Special Provisions for Data Brokers
The TDPSA includes specific provisions for data brokers—businesses that primarily buy, sell, or license personal data about consumers with whom they have no direct relationship. Data brokers must register with the Secretary of State and are subject to additional requirements.
This registration requirement increases transparency about the data broker industry and provides a mechanism for enforcement against businesses that trade in personal information without consumer relationships.
How to Exercise Your Rights
Submit requests through the methods businesses provide. You must provide information sufficient for identity verification. Businesses cannot require you to create an account solely to submit a privacy request.
If a business denies your request, you can appeal. The business must respond to appeals within 60 days. If the appeal is denied, you must be informed of how to contact the Texas Attorney General.
Enforcement
The Texas Attorney General has exclusive enforcement authority. There is no private right of action for TDPSA violations. The Attorney General must provide 30 days' notice and opportunity to cure before bringing an enforcement action. Civil penalties can reach $7,500 per violation.

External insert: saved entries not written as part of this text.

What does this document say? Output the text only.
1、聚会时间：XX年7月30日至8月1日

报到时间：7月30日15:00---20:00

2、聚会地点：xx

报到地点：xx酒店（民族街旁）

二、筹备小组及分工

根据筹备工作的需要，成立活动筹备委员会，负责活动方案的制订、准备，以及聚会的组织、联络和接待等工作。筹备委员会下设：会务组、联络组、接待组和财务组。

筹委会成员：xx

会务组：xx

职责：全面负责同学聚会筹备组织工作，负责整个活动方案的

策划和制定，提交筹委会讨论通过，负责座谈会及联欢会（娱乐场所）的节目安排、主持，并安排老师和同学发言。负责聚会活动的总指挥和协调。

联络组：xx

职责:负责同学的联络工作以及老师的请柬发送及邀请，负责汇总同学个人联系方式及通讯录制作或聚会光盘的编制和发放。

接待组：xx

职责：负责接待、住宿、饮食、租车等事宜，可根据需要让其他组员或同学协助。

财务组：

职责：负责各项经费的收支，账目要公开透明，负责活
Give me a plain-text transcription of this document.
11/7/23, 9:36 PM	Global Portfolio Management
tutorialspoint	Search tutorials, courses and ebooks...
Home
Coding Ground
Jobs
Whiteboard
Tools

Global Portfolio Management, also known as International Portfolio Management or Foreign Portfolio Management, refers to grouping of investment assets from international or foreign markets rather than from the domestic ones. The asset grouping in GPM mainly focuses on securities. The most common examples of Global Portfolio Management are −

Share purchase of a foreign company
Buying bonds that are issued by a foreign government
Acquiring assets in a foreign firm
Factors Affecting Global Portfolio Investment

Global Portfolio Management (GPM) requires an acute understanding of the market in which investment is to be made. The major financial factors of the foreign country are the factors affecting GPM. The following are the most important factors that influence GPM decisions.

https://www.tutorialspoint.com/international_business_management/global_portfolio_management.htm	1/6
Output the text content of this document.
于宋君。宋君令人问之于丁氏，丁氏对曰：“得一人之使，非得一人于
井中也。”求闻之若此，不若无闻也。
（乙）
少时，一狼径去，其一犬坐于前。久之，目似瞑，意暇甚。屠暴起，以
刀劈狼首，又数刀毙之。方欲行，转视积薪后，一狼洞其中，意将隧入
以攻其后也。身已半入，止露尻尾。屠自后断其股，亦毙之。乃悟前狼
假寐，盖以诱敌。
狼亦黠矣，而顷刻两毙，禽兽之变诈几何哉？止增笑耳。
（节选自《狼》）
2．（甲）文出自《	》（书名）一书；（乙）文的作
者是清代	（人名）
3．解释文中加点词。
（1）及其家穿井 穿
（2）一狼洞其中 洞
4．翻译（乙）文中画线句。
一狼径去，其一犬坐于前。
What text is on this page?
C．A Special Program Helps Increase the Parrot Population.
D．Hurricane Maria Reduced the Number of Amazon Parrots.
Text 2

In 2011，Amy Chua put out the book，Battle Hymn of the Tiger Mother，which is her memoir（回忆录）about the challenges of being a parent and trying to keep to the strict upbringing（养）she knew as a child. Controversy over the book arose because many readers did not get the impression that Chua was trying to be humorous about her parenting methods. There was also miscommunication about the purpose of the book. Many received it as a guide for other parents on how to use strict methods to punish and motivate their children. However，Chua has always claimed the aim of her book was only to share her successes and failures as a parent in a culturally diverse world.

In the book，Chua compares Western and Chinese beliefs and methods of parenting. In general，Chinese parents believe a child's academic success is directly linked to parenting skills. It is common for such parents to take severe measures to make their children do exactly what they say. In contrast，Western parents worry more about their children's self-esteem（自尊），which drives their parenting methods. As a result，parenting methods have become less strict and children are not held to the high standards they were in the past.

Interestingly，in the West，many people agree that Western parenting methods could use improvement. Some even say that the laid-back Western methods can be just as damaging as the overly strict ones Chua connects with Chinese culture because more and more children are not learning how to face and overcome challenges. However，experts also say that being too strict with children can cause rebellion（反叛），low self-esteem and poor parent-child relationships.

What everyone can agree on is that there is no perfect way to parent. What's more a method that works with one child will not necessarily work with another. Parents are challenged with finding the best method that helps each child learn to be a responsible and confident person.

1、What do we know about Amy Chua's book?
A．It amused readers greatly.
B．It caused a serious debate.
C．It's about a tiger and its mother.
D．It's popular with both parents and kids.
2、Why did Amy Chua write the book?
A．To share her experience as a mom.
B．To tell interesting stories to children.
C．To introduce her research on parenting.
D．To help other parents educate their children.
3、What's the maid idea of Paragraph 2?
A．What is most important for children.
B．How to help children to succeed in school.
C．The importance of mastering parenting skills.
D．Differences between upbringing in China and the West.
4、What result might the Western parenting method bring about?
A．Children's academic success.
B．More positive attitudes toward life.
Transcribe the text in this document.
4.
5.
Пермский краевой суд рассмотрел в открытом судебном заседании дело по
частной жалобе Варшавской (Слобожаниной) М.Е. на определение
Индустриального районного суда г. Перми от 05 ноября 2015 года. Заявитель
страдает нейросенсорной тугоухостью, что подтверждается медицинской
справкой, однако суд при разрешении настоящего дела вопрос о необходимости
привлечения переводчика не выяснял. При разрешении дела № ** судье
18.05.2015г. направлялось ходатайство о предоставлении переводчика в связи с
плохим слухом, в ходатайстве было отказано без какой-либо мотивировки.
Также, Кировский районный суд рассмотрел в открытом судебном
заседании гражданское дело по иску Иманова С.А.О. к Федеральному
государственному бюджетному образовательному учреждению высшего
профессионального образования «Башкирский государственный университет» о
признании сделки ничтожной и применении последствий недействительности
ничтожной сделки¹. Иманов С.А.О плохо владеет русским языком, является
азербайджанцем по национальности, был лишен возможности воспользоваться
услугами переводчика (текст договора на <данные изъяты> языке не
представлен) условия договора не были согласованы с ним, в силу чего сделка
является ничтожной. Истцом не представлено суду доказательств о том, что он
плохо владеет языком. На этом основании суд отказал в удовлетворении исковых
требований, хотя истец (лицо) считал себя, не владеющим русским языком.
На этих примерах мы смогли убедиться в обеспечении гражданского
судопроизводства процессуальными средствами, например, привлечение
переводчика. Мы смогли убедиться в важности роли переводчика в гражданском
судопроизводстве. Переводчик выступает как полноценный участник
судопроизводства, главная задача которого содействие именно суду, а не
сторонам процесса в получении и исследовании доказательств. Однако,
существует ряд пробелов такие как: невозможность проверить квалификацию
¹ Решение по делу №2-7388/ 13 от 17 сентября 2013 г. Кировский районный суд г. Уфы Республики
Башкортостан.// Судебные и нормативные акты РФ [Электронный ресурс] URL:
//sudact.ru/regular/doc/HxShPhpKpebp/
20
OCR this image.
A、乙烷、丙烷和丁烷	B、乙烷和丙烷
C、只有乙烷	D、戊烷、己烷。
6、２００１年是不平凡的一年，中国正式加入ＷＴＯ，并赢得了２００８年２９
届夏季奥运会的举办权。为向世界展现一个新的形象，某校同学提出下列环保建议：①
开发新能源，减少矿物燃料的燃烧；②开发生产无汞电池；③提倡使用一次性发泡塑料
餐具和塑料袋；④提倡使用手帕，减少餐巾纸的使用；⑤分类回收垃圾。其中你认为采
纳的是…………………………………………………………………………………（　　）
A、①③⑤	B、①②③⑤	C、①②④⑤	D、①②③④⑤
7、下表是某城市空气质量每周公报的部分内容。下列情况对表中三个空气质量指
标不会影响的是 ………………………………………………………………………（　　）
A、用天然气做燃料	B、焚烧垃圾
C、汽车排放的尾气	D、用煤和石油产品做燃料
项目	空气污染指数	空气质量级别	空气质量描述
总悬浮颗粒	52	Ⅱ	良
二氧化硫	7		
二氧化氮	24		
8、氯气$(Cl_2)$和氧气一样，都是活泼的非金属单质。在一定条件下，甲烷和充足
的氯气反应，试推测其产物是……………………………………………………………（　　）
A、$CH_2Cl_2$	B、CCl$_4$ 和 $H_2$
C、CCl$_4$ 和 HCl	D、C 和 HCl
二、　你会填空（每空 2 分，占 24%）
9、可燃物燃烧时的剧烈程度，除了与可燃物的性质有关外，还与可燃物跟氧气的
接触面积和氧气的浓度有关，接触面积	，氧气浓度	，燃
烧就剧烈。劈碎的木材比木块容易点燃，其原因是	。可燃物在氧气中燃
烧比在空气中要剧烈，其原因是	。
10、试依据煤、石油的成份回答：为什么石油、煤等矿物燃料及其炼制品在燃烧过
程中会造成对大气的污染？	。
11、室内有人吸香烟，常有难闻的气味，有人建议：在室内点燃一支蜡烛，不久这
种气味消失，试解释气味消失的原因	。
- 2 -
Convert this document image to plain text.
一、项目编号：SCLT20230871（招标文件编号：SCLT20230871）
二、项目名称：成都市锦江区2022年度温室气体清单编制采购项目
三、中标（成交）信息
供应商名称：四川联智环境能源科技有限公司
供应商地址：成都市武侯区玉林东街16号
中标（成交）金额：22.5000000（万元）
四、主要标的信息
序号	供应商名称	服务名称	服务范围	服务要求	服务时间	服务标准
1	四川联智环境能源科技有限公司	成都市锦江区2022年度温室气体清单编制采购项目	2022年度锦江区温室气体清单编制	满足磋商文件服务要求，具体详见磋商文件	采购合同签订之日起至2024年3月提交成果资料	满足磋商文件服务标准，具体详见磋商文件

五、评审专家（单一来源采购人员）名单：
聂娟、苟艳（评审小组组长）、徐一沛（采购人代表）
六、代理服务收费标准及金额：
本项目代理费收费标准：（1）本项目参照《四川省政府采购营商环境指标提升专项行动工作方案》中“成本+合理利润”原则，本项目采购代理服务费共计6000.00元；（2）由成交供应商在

How TDPSA Compares to Other State Laws
The TDPSA closely follows the Virginia model but with some Texas-specific provisions. The lack of minimum consumer thresholds potentially covers more businesses than Virginia or Colorado's laws. The small business exemption, rather than specific numerical thresholds, determines coverage differently than other states.
The universal opt-out requirement, effective in 2025, aligns Texas with Colorado in mandating recognition of opt-out preference signals. Data broker registration requirements add a layer of regulation not present in all state privacy laws.
Conclusion
The Texas Data Privacy and Security Act provides Texas residents with meaningful privacy rights including access, deletion, correction, portability, and opt-out rights. With universal opt-out recognition beginning in 2025 and special data broker provisions, Texas's law includes some of the more consumer-friendly elements of state privacy legislation. Understanding and exercising these rights helps you maintain control over your personal information.